The flow value $v(x)$ is now defined as $v(x):=\sum_{e \in \delta^{+}(s)} x(e)-\sum_{e \in \delta^{-}(s)} x(e)$, or equivalently $v(x):=\sum_{e \in \delta^{+}(t)} x(e)-\sum_{e \in \delta^{-}(t)} x(e)$. My question is, why are those equivalent? My idea was to sum the equation in $(b)$ over all $v \in V - \{s,t\}$, giving $$0= \sum_{v \in V -\{s,t\}}(\sum_{e \in \delta^{+}(v)} x(e)-\sum_{e \in \delta^{-}(v)} x(e)) \iff v(x)=\sum_{v \in V -\{t\}}(\sum_{e \in \delta^{+}(v)} x(e)-\sum_{e \in \delta^{-}(v)} x(e)),$$ where I am using the first definition for $v(x)$. However, I don't know how to proceed, is this last expression equal to the other definition of $v(x)$?
You should sum over all vertices.
For simplicity, I adopt the notation $x(\delta^+(v))=\sum_{e\in \delta^+(v)}x(e)$ and analogously for $\delta^-(v)$ for any $v\in V$. We have
$$\sum_{v\in V}x(\delta^+(v))=\sum_{v\in V}x(\delta^-(v))$$ because every edge is ingoing exactly once and outgoing exactly once (i.e. every edge is counted exactly once on both sides).

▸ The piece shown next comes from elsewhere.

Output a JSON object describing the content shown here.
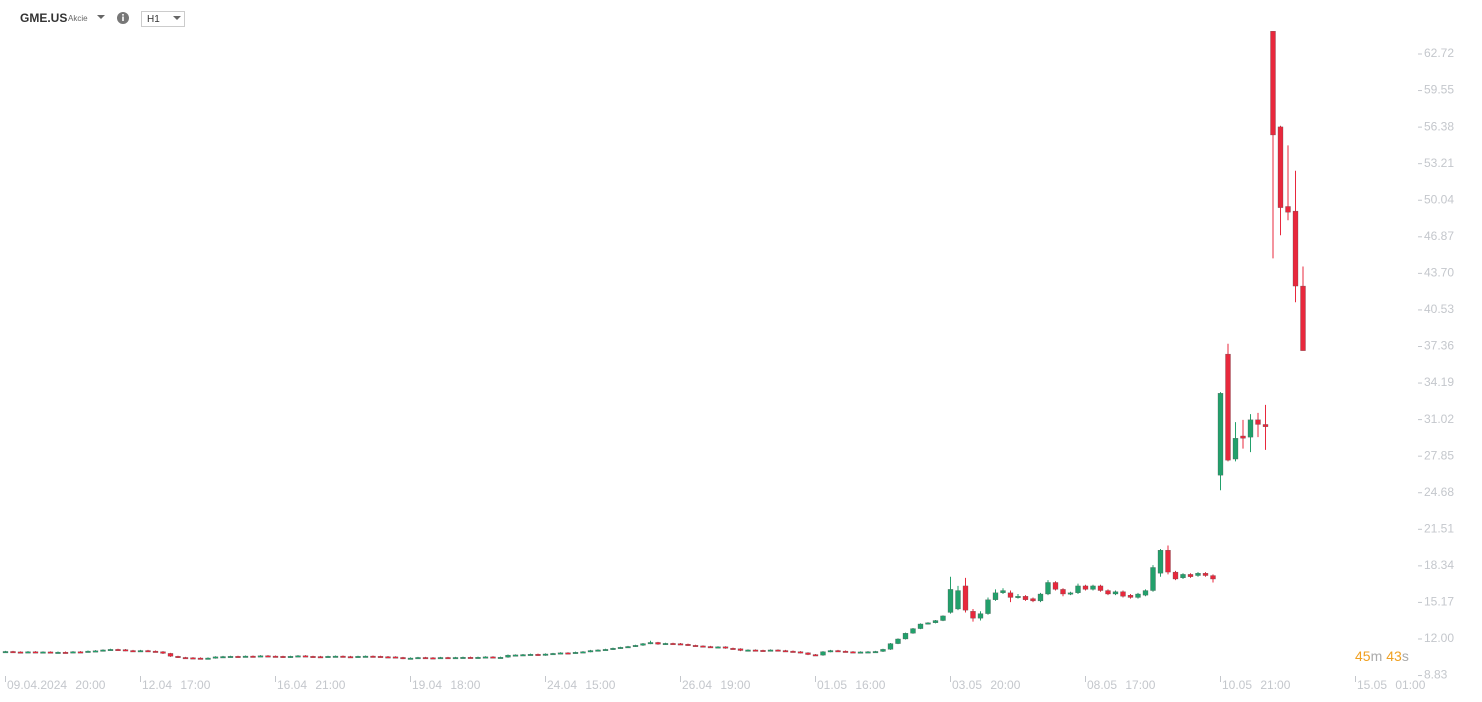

Then essentially subtract what you have calculated:
$$\sum_{v\in V}x(\delta^+(v))-\sum_{v\neq s,t}(\delta^+(v))=\sum_{v\in V}x(\delta^-(v))-\sum_{v\neq s,t}(\delta^-(v))$$
This holds because $\sum_{v\neq s,t}(\delta^+(v))=\sum_{v\neq s,t}(\delta^-(v))$ by the second property. But this just means
$$\delta^+(s)+\delta^+(t)=\delta^-(s)+\delta^-(t)$$
which yields the result
$$\delta^+(s)-\delta^-(s)=\delta^-(t)-\delta^+(t)$$
by a simple arrangement.